Le premier pilier est le cadre conceptuel, c'est-à-dire : quels sont les critères de qualité que l'information doit remplir ? Cela n'a l'air de rien, mais c'est très important. Il s'agit de comparabilité, de pertinence, ce que les Anglais appellent la relevance. On peut passer des heures à discuter de la terminologie et faire de la sémantique, mais il y a quand même une convergence qui consiste à dire que les principes de qualité qui sont généralement reconnus pour l'information financière sont assez facilement transposables à l'information extra-financière. Il faut cependant rajouter un principe, celui de la connexion entre le financier et l'extra-financier. En d'autres termes, si l'on donne – ce qui est ma proposition – à l'information des entreprises une seconde jambe, qui est l'information extra-financière – la première jambe étant la jambe financière déjà relativement structurée et musclée – ce n'est pas une seconde jambe qui marche sans coordination avec la première.
Or aujourd'hui, l'extra-financier est sous-développé. Je dis parfois que c'est une béquille et que l'information de l'entreprise saute à cloche-pied ou boîte. L'idée est de créer une seconde jambe qui ait la même capacité de marche équilibrée. Tout le monde vous dira – non seulement les analystes financiers, mais aussi tous les observateurs –, que l'information financière, dans leur jugement sur l'entreprise, ne représente que 50 % des données qu'ils regardent. Ils ont besoin de beaucoup d'autres données et la qualité de ces dernières n'est pas suffisamment acceptable.
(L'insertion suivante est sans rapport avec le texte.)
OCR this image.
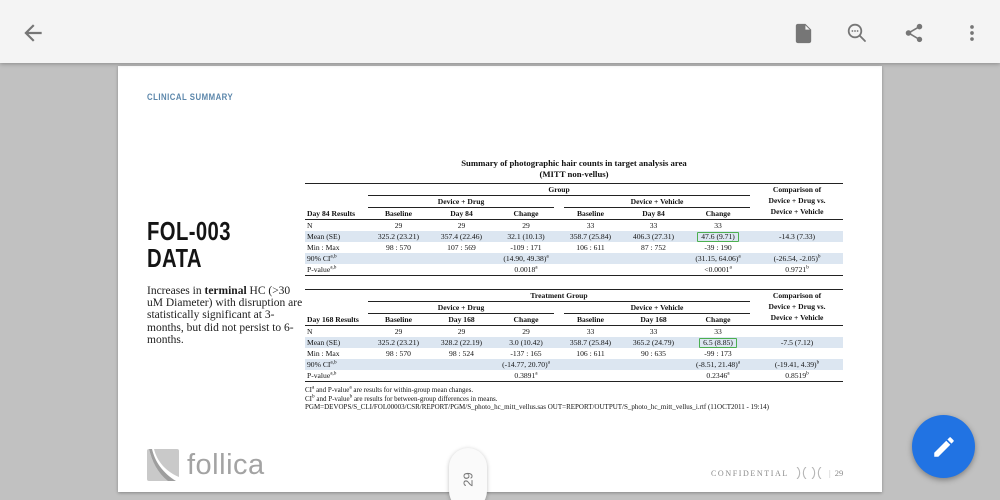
CLINICAL SUMMARY
FOL-003
DATA
Increases in terminal HC (>30 uM Diameter) with disruption are statistically significant at 3-months, but did not persist to 6-months.
Summary of photographic hair counts in target analysis area
(MITT non-vellus)

	Group						Comparison of
Device + Drug vs.
Device + Vehicle

	Device + Drug			Device + Vehicle			

Day 84 Results	Baseline	Day 84	Change	Baseline	Day 84	Change	
N	29	29	29	33	33	33	
Mean (SE)	325.2 (23.21)	357.4 (22.46)	32.1 (10.13)	358.7 (25.84)	406.3 (27.31)	47.6 (9.71)	-14.3 (7.33)
Min : Max	98 : 570	107 : 569	-109 : 171	106 : 611	87 : 752	-39 : 190	
90% CI$^{a,b}$			(14.90, 49.38)$^a$			(31.15, 64.06)$^a$	(-26.54, -2.05)$^b$
P-value$^{a,b}$			0.0018$^a$			<0.0001$^a$	0.9721$^b$

	Treatment Group						Comparison of
Device + Drug vs.
Device + Vehicle

	Device + Drug			Device + Vehicle			

Day 168 Results	Baseline	Day 168	Change	Baseline	Day 168	Change	
N	29	29	29	33	33	33	
Mean (SE)	325.2 (23.21)	328.2 (22.19)	3.0 (10.42)	358.7 (25.84)	365.2 (24.79)	6.5 (8.85)	-7.5 (7.12)
Min : Max	98 : 570	98 : 524	-137 : 165	106 : 611	90 : 635	-99 : 173	
90% CI$^{a,b}$			(-14.77, 20.70)$^a$			(-8.51, 21.48)$^a$	(-19.41, 4.39)$^b$
P-value$^{a,b}$			0.3891$^a$			0.2346$^a$	0.8519$^b$
$CI^a$ and P-value$^a$ are results for within-group mean changes.
$CI^b$ and P-value$^b$ are results for between-group differences in means.
PGM=DEVOPS/S_CLI/FOL00003/CSR/REPORT/PGM/S_photo_hc_mitt_vellus.sas OUT=REPORT/OUTPUT/S_photo_hc_mitt_vellus_i.rtf (11OCT2011 - 19:14)
follica	CONFIDENTIAL	| 29
29
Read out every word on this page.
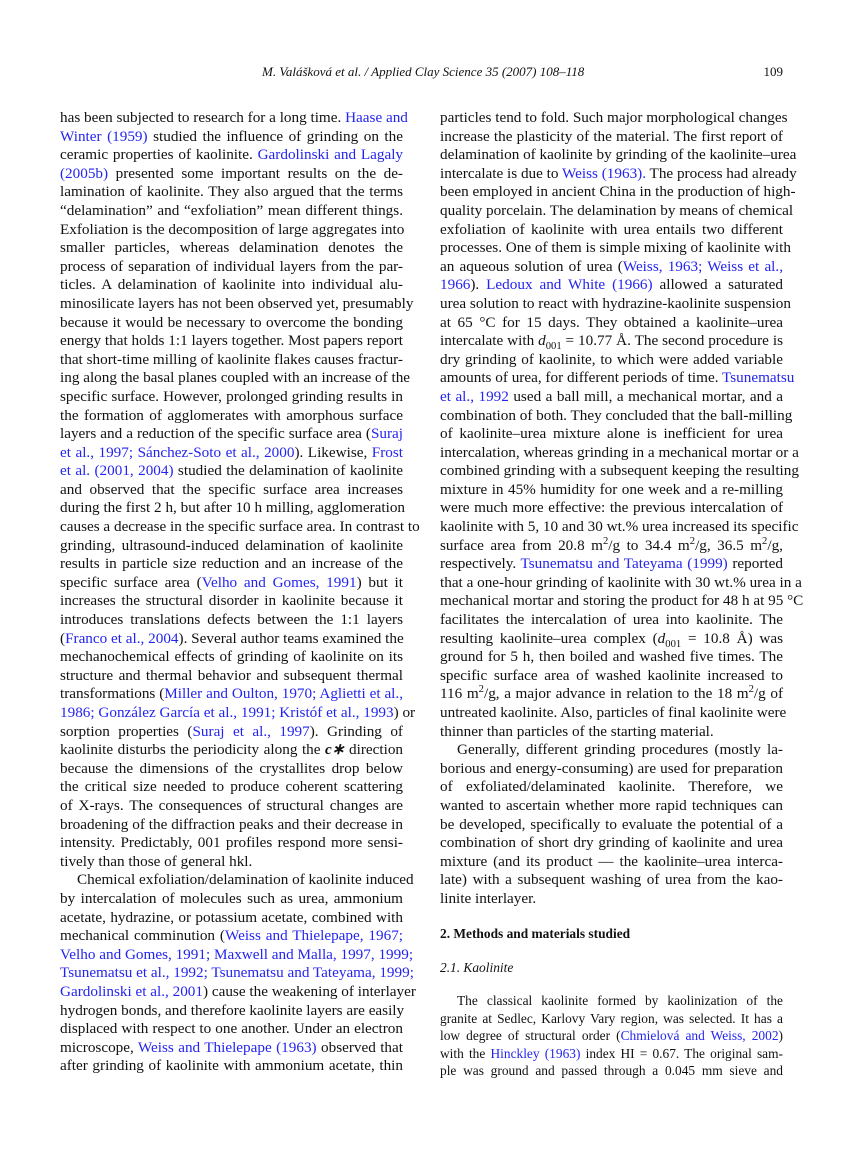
M. Valášková et al. / Applied Clay Science 35 (2007) 108–118	109
has been subjected to research for a long time. Haase and
Winter (1959) studied the influence of grinding on the
ceramic properties of kaolinite. Gardolinski and Lagaly
(2005b) presented some important results on the de-
lamination of kaolinite. They also argued that the terms
“delamination” and “exfoliation” mean different things.
Exfoliation is the decomposition of large aggregates into
smaller particles, whereas delamination denotes the
process of separation of individual layers from the par-
ticles. A delamination of kaolinite into individual alu-
minosilicate layers has not been observed yet, presumably
because it would be necessary to overcome the bonding
energy that holds 1:1 layers together. Most papers report
that short-time milling of kaolinite flakes causes fractur-
ing along the basal planes coupled with an increase of the
specific surface. However, prolonged grinding results in
the formation of agglomerates with amorphous surface
layers and a reduction of the specific surface area (Suraj
et al., 1997; Sánchez-Soto et al., 2000). Likewise, Frost
et al. (2001, 2004) studied the delamination of kaolinite
and observed that the specific surface area increases
during the first 2 h, but after 10 h milling, agglomeration
causes a decrease in the specific surface area. In contrast to
grinding, ultrasound-induced delamination of kaolinite
results in particle size reduction and an increase of the
specific surface area (Velho and Gomes, 1991) but it
increases the structural disorder in kaolinite because it
introduces translations defects between the 1:1 layers
(Franco et al., 2004). Several author teams examined the
mechanochemical effects of grinding of kaolinite on its
structure and thermal behavior and subsequent thermal
transformations (Miller and Oulton, 1970; Aglietti et al.,
1986; González García et al., 1991; Kristóf et al., 1993) or
sorption properties (Suraj et al., 1997). Grinding of
kaolinite disturbs the periodicity along the c∗ direction
because the dimensions of the crystallites drop below
the critical size needed to produce coherent scattering
of X-rays. The consequences of structural changes are
broadening of the diffraction peaks and their decrease in
intensity. Predictably, 001 profiles respond more sensi-
tively than those of general hkl.
Chemical exfoliation/delamination of kaolinite induced
by intercalation of molecules such as urea, ammonium
acetate, hydrazine, or potassium acetate, combined with
mechanical comminution (Weiss and Thielepape, 1967;
Velho and Gomes, 1991; Maxwell and Malla, 1997, 1999;
Tsunematsu et al., 1992; Tsunematsu and Tateyama, 1999;
Gardolinski et al., 2001) cause the weakening of interlayer
hydrogen bonds, and therefore kaolinite layers are easily
displaced with respect to one another. Under an electron
microscope, Weiss and Thielepape (1963) observed that
after grinding of kaolinite with ammonium acetate, thin
particles tend to fold. Such major morphological changes
increase the plasticity of the material. The first report of
delamination of kaolinite by grinding of the kaolinite–urea
intercalate is due to Weiss (1963). The process had already
been employed in ancient China in the production of high-
quality porcelain. The delamination by means of chemical
exfoliation of kaolinite with urea entails two different
processes. One of them is simple mixing of kaolinite with
an aqueous solution of urea (Weiss, 1963; Weiss et al.,
1966). Ledoux and White (1966) allowed a saturated
urea solution to react with hydrazine-kaolinite suspension
at 65 °C for 15 days. They obtained a kaolinite–urea
intercalate with $d_{001} = 10.77$ Å. The second procedure is
dry grinding of kaolinite, to which were added variable
amounts of urea, for different periods of time. Tsunematsu
et al., 1992 used a ball mill, a mechanical mortar, and a
combination of both. They concluded that the ball-milling
of kaolinite–urea mixture alone is inefficient for urea
intercalation, whereas grinding in a mechanical mortar or a
combined grinding with a subsequent keeping the resulting
mixture in 45% humidity for one week and a re-milling
were much more effective: the previous intercalation of
kaolinite with 5, 10 and 30 wt.% urea increased its specific
surface area from 20.8 $m^2/g$ to 34.4 $m^2/g$, 36.5 $m^2/g$,
respectively. Tsunematsu and Tateyama (1999) reported
that a one-hour grinding of kaolinite with 30 wt.% urea in a
mechanical mortar and storing the product for 48 h at 95 °C
facilitates the intercalation of urea into kaolinite. The
resulting kaolinite–urea complex ($d_{001} = 10.8$ Å) was
ground for 5 h, then boiled and washed five times. The
specific surface area of washed kaolinite increased to
116 $m^2/g$, a major advance in relation to the 18 $m^2/g$ of
untreated kaolinite. Also, particles of final kaolinite were
thinner than particles of the starting material.
Generally, different grinding procedures (mostly la-
borious and energy-consuming) are used for preparation
of exfoliated/delaminated kaolinite. Therefore, we
wanted to ascertain whether more rapid techniques can
be developed, specifically to evaluate the potential of a
combination of short dry grinding of kaolinite and urea
mixture (and its product — the kaolinite–urea interca-
late) with a subsequent washing of urea from the kao-
linite interlayer.
2. Methods and materials studied
2.1. Kaolinite
The classical kaolinite formed by kaolinization of the
granite at Sedlec, Karlovy Vary region, was selected. It has a
low degree of structural order (Chmielová and Weiss, 2002)
with the Hinckley (1963) index HI = 0.67. The original sam-
ple was ground and passed through a 0.045 mm sieve and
Dans ce premier pilier, il y a les principes de qualité et un élément clé : on ne traite pas uniquement des euros. La finance a un avantage : elle ne traite que d'information monétaire. Cela se traduit toujours par un flux et est fondé sur un engagement, sur une obligation que quelqu'un a souscrite de payer à une autre personne quelque chose. Ne sont recensés que des euros ou des dollars. C'est la force de l'information financière, mais aussi sa limite. Cela permet de faire des balances carrées, des crédits et des débits qui s'équilibrent, etc. Cela donne un sentiment de fausse sécurité. En revanche, dans l'information extra-financière, il y a évidemment des informations monétaires, mais aussi des informations quantitatives non monétaires. J'ai recensé plusieurs dizaines d'unités (les tonnes de carbone, les mètres carrés, le nombre de personnes, les heures, le genre). Ceux qui essaient de réduire cela à un aspect monétaire tronquent complètement la nécessaire diversité de l'information extra-financière.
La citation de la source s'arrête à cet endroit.